The least defensible interpretation would be to turn that map into a diagnostic promise.
Researchers did not show that these readouts diagnose Alzheimer’s disease, predict cognitive decline, measure sleep-dependent glymphatic flow, or respond to treatment.
They also did not settle whether every bright structure they traced is truly lymphatic.
Still, the paper gives researchers a way to test a hidden system in living people.
A drainage pathway that cannot be seen is hard to connect to human disease.
A disputed but measurable MRI readout is at least a starting point, as long as the next studies treat it as a hypothesis to validate rather than a biomarker to sell.
Citation: DOI: 10.1038/s41467-021-27887-0. Albayram et al.. Non-invasive MR imaging of human brain lymphatic networks with connections to cervical lymph nodes. Nature Communications. 2022;13:203.
Study Design: Retrospective human neuroimaging anatomy study using non-contrast 3D T2-FLAIR MRI on a 3-T scanner, plus albumin phantom work to test signal behavior in protein-rich fluid.
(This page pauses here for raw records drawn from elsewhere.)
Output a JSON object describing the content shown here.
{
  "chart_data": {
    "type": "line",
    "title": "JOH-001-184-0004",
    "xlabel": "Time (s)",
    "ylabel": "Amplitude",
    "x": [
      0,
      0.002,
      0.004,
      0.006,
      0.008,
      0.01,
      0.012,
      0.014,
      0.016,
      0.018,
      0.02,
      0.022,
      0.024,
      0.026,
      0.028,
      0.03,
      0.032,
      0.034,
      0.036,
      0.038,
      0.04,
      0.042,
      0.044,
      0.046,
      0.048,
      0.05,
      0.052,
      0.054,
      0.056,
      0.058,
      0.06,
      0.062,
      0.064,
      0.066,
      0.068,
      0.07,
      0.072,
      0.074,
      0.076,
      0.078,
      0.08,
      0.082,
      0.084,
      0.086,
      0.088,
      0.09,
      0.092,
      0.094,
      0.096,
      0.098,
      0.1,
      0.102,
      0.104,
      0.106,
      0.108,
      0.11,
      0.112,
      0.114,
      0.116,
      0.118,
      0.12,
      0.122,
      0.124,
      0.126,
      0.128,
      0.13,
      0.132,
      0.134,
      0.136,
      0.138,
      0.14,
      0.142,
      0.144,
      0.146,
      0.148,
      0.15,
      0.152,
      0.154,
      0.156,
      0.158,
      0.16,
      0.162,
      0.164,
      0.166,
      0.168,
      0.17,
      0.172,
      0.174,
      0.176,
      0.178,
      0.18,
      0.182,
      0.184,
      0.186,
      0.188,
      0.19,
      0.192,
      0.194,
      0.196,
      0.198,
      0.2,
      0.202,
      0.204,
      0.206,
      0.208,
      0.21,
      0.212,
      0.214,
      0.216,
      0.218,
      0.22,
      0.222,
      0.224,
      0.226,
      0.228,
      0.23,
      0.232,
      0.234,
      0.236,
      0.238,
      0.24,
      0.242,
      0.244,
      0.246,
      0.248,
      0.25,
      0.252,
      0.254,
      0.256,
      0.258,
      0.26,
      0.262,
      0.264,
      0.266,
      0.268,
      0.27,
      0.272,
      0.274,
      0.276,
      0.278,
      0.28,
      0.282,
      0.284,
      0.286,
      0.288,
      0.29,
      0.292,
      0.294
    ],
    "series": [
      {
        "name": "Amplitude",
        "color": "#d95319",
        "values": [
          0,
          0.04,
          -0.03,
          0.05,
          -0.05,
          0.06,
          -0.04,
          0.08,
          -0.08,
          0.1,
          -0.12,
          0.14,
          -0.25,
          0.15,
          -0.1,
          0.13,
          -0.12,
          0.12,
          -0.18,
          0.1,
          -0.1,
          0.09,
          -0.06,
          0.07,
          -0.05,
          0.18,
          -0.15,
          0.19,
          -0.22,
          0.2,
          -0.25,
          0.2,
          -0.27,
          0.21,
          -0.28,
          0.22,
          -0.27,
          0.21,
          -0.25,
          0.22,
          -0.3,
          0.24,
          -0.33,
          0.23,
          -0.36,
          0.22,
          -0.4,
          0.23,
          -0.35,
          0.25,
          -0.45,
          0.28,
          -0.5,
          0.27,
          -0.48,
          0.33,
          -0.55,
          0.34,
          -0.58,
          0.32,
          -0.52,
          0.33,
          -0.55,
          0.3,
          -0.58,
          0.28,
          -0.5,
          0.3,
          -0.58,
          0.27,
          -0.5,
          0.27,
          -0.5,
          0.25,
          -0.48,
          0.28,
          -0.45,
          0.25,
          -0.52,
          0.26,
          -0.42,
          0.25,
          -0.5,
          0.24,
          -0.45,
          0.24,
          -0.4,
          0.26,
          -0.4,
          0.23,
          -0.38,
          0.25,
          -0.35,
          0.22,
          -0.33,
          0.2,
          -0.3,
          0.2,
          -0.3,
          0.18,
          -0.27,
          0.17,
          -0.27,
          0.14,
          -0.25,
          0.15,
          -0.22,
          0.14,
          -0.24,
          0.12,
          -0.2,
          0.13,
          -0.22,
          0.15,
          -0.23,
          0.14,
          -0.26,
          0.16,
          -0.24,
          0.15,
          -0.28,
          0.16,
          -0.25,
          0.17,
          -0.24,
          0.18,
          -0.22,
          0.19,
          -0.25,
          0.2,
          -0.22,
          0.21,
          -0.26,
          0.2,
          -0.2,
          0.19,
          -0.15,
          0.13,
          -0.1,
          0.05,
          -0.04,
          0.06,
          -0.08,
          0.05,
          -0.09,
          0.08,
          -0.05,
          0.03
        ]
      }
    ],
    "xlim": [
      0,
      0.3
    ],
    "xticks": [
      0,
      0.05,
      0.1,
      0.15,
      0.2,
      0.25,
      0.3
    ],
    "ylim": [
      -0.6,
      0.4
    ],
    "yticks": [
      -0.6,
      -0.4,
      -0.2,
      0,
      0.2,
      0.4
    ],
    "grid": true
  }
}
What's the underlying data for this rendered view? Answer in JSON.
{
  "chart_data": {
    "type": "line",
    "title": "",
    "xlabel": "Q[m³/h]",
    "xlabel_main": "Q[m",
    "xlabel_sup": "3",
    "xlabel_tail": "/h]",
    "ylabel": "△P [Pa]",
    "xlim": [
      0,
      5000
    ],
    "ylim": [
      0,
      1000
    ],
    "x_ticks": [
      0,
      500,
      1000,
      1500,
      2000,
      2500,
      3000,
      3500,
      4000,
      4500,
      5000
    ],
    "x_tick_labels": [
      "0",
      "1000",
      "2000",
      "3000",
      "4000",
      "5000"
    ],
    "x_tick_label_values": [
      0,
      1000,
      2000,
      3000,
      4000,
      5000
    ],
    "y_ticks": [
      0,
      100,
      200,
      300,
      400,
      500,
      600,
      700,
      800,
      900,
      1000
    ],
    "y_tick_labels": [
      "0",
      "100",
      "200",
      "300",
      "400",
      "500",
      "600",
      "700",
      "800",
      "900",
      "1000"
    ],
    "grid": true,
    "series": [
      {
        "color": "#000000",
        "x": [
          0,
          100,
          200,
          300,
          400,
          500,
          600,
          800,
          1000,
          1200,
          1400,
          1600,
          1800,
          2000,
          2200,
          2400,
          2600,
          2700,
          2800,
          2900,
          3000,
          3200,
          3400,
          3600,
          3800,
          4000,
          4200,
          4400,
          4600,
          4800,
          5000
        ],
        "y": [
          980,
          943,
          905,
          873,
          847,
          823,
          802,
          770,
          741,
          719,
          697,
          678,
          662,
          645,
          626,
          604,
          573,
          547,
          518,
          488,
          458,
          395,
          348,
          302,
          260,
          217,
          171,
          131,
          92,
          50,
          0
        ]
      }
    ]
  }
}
Sample Size: 81 human subjects: 45 females and 36 males, mean age 41.7 years, range 15-80. Age analyses compared 52 participants younger than 50 with 29 participants older than 50.
Key Statistic: Age over 50 was associated with lower dorsal and ventral readout-to-thickness ratios after adjustment for sex and intracranial volume; reported odds ratios were 2.9 for dorsal and 8.3 for ventral measures.
Caveat: A 2023 critique challenged the interpretation of hyperintense FLAIR brightness as lymph, arguing that artifacts and non-lymphatic structures can produce similar brightness. The authors replied that the brightness should be understood as putative macromolecule-rich drainage-related brightness, not direct vessel visualization.